Questo dato è drammaticamente lontano dalla media dell’Unione europea, che si attesta al 75,8%, e dall’obiettivo fissato da Bruxelles di raggiungere il 78% entro il 2030. Insieme a Calabria, anche Campania (49,4%) e Sicilia (50,7%) occupano le ultime tre posizioni della classifica, delineando un Mezzogiorno sempre più in difficoltà.
Italia spaccata e divario di genere record
Il report di Eurostat evidenzia che l’Italia detiene il primato negativo per la più elevata disparità regionale in termini di tassi di occupazione, con un coefficiente di variazione del 15,6%.

Mentre regioni del Nord come la provincia autonoma di Bolzano (79,9%) e la Valle d’Aosta (77,6%) registrano tassi in linea o superiori alla media Ue, le regioni meridionali non riescono a superare la soglia del 60%, con la Puglia ferma al 55,3%.
Oltre al divario territoriale, emerge con forza il gender gap. Le regioni del Sud Italia presentano il più alto squilibrio tra uomini e donne occupati in Europa, dopo la Grecia:
- Puglia: 29,8 punti percentuali di differenza.
- Campania: 29,1 punti percentuali di differenza.
- Basilicata: 28,1 punti percentuali di differenza.
Il divario di genere in queste aree è quasi tre volte superiore alla media Ue, che si ferma a 10 punti percentuali (80,8% uomini contro 70,8% donne).

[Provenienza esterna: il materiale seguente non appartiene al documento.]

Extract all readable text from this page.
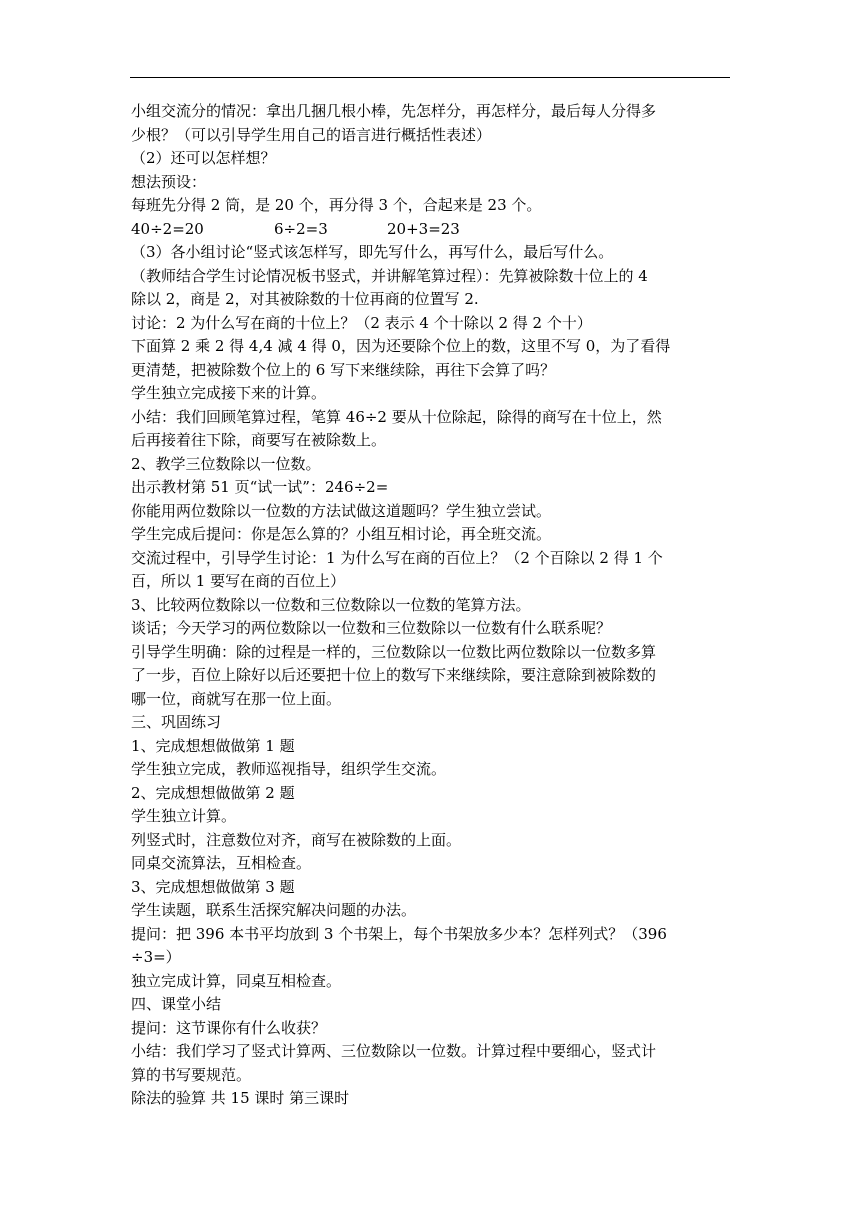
小组交流分的情况：拿出几捆几根小棒，先怎样分，再怎样分，最后每人分得多
少根？（可以引导学生用自己的语言进行概括性表述）
（2）还可以怎样想？
想法预设：
每班先分得 2 筒，是 20 个，再分得 3 个，合起来是 23 个。
40÷2=20	6÷2=3	20+3=23
（3）各小组讨论“竖式该怎样写，即先写什么，再写什么，最后写什么。
（教师结合学生讨论情况板书竖式，并讲解笔算过程）：先算被除数十位上的 4
除以 2，商是 2，对其被除数的十位再商的位置写 2.
讨论：2 为什么写在商的十位上？（2 表示 4 个十除以 2 得 2 个十）
下面算 2 乘 2 得 4,4 减 4 得 0，因为还要除个位上的数，这里不写 0，为了看得
更清楚，把被除数个位上的 6 写下来继续除，再往下会算了吗？
学生独立完成接下来的计算。
小结：我们回顾笔算过程，笔算 46÷2 要从十位除起，除得的商写在十位上，然
后再接着往下除，商要写在被除数上。
2、教学三位数除以一位数。
出示教材第 51 页“试一试”：246÷2=
你能用两位数除以一位数的方法试做这道题吗？学生独立尝试。
学生完成后提问：你是怎么算的？小组互相讨论，再全班交流。
交流过程中，引导学生讨论：1 为什么写在商的百位上？（2 个百除以 2 得 1 个
百，所以 1 要写在商的百位上）
3、比较两位数除以一位数和三位数除以一位数的笔算方法。
谈话；今天学习的两位数除以一位数和三位数除以一位数有什么联系呢？
引导学生明确：除的过程是一样的，三位数除以一位数比两位数除以一位数多算
了一步，百位上除好以后还要把十位上的数写下来继续除，要注意除到被除数的
哪一位，商就写在那一位上面。
三、巩固练习
1、完成想想做做第 1 题
学生独立完成，教师巡视指导，组织学生交流。
2、完成想想做做第 2 题
学生独立计算。
列竖式时，注意数位对齐，商写在被除数的上面。
同桌交流算法，互相检查。
3、完成想想做做第 3 题
学生读题，联系生活探究解决问题的办法。
提问：把 396 本书平均放到 3 个书架上，每个书架放多少本？怎样列式？（396
÷3=）
独立完成计算，同桌互相检查。
四、课堂小结
提问：这节课你有什么收获？
小结：我们学习了竖式计算两、三位数除以一位数。计算过程中要细心，竖式计
算的书写要规范。
除法的验算 共 15 课时 第三课时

Le conseguenze e le sfide politiche
La persistente debolezza del mercato del lavoro calabrese è alimentata da un contesto fragile, caratterizzato da mancanza di infrastrutture moderne, bassa attrattività per gli investimenti privati e difficoltà croniche nell’uso dei fondi europei. Il quadro è aggravato dal fenomeno dell’emigrazione giovanile, con migliaia di ragazzi che ogni anno lasciano la regione, contribuendo allo spopolamento dei centri interni.

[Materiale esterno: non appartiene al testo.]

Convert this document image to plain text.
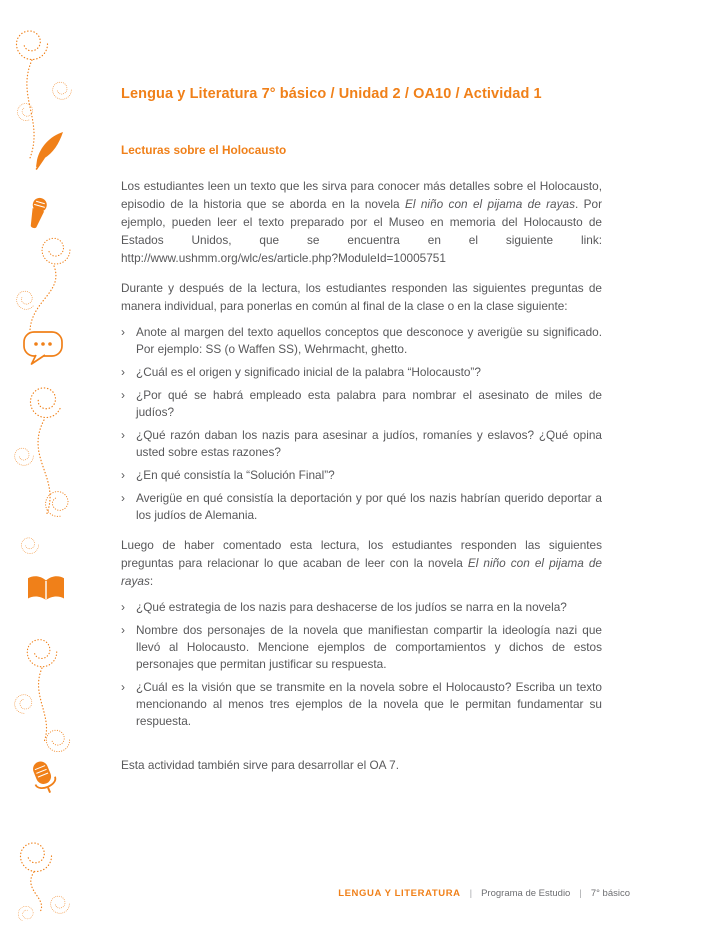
Lengua y Literatura 7° básico / Unidad 2 / OA10 / Actividad 1
Lecturas sobre el Holocausto

Los estudiantes leen un texto que les sirva para conocer más detalles sobre el Holocausto, episodio de la historia que se aborda en la novela El niño con el pijama de rayas. Por ejemplo, pueden leer el texto preparado por el Museo en memoria del Holocausto de Estados Unidos, que se encuentra en el siguiente link: http://www.ushmm.org/wlc/es/article.php?ModuleId=10005751

Durante y después de la lectura, los estudiantes responden las siguientes preguntas de manera individual, para ponerlas en común al final de la clase o en la clase siguiente:

› Anote al margen del texto aquellos conceptos que desconoce y averigüe su significado. Por ejemplo: SS (o Waffen SS), Wehrmacht, ghetto.
› ¿Cuál es el origen y significado inicial de la palabra “Holocausto”?
› ¿Por qué se habrá empleado esta palabra para nombrar el asesinato de miles de judíos?
› ¿Qué razón daban los nazis para asesinar a judíos, romaníes y eslavos? ¿Qué opina usted sobre estas razones?
› ¿En qué consistía la “Solución Final”?
› Averigüe en qué consistía la deportación y por qué los nazis habrían querido deportar a los judíos de Alemania.

Luego de haber comentado esta lectura, los estudiantes responden las siguientes preguntas para relacionar lo que acaban de leer con la novela El niño con el pijama de rayas:

› ¿Qué estrategia de los nazis para deshacerse de los judíos se narra en la novela?
› Nombre dos personajes de la novela que manifiestan compartir la ideología nazi que llevó al Holocausto. Mencione ejemplos de comportamientos y dichos de estos personajes que permitan justificar su respuesta.
› ¿Cuál es la visión que se transmite en la novela sobre el Holocausto? Escriba un texto mencionando al menos tres ejemplos de la novela que le permitan fundamentar su respuesta.

Esta actividad también sirve para desarrollar el OA 7.

LENGUA Y LITERATURA | Programa de Estudio | 7° básico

Gli analisti sottolineano come le misure adottate finora dalla classe politica non abbiano invertito la rotta. Senza un piano di rilancio organico (basato su investimenti infrastrutturali, sostegno alle imprese innovative e un uso più efficiente delle risorse europee) il rischio è che il divario tra la Calabria e il resto d’Europa continui inesorabilmente ad allargarsi.